Before Mark Meadows was brought on to speak along with colleague Rep. Jim Jordan on Sean Hannity’s show, attorney Jay Sekulow discussed the latest findings by his conservative watchdog group, the American Center for Law and Justice.
The records obtained by the ACLJ showed the Office of the Director of National Intelligence under James Clapper pushing to increase access to raw signal intelligence before Donald Trump took office.
The New York Times was first to reported the expanded access to intercepted communications in January 2017. Although Hannity and Sekulow played up the newly released records, obtained through a Freedom of Information Act lawsuit, as suspiciously timed and “rushed,” the Times noted the discussions for such changes to remove bureaucratic barriers stretched back years dating back to the Sept. 11 terrorist attacks.

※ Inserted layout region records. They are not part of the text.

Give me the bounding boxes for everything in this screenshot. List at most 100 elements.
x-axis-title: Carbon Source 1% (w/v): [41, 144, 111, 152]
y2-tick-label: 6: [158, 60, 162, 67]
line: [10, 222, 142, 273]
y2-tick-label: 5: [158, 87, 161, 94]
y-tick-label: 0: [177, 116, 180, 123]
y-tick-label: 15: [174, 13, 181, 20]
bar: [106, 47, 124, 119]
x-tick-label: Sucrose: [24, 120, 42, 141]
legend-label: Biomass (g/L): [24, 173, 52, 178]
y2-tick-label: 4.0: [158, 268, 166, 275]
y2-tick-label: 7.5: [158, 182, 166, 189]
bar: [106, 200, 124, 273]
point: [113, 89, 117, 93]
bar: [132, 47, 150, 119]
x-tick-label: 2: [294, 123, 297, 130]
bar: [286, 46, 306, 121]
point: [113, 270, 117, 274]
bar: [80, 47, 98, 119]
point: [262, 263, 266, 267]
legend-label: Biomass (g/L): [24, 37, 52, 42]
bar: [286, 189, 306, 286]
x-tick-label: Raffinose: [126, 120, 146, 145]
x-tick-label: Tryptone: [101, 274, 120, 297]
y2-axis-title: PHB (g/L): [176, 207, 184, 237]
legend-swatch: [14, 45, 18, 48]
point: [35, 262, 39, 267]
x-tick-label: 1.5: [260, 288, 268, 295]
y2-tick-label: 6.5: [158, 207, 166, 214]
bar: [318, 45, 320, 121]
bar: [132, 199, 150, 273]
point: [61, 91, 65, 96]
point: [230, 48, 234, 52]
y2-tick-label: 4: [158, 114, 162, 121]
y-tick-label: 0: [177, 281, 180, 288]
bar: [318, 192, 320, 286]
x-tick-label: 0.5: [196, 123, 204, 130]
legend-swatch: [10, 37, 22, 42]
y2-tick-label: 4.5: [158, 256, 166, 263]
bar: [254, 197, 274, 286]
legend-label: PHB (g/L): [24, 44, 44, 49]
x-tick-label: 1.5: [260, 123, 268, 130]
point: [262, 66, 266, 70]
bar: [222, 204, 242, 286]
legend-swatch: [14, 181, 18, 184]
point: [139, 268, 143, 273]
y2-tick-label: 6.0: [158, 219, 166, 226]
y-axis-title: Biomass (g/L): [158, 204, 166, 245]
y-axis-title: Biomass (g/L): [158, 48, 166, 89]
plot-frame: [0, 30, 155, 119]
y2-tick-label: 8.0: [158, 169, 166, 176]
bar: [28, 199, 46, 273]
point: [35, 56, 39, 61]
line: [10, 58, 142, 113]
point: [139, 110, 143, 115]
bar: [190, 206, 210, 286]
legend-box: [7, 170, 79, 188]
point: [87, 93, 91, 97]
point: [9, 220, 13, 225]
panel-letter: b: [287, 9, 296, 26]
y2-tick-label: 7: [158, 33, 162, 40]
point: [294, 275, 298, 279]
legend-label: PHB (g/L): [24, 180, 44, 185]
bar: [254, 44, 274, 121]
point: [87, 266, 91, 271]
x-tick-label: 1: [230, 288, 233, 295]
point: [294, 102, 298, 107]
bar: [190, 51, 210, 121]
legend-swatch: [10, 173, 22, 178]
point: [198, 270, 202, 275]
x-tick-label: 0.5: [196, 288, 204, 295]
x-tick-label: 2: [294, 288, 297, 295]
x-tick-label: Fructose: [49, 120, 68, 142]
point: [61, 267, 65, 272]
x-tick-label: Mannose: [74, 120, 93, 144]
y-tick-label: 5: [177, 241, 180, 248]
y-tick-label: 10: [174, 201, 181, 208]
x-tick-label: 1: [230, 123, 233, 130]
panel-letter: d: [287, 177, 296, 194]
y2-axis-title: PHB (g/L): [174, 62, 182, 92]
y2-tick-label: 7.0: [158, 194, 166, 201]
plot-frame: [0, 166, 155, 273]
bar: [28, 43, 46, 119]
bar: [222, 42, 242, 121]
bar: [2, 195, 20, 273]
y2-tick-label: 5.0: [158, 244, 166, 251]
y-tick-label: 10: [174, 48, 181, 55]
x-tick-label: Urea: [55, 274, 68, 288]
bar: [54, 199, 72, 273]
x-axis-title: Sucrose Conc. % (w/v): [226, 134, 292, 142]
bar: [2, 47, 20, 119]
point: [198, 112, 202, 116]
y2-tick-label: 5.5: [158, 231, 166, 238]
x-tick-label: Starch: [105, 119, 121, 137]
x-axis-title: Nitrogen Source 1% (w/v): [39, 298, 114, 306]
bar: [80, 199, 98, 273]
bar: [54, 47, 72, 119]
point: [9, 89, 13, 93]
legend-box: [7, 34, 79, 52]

But still, Jordan said that he suspects there was evidence of nefarious intent, tying the changes to an interview Senate Minority Leader Chuck Schumer did in January 2017 in which he warned then-incoming President Donald Trump that intelligence officials “have six ways from Sunday at getting back at you.”
“So this is one of those six ways,” Jordan said, adding that the other “ways” include British ex-spy Christopher Steele’s anti-Trump dossier the CIA’s use of informants to make contact with members of the Trump 2016 campaign.
AG Barr tasked Durham, a U.S. attorney from Connecticut, with leading the inquiry focused on the origins of the counterintelligence investigation into Trump’s campaign, which the FBI began in the summer of 2016. The DOJ review of the early stages of the Russia investigation is not a criminal inquiry, but should Durham find criminal activity he can take prosecutorial action.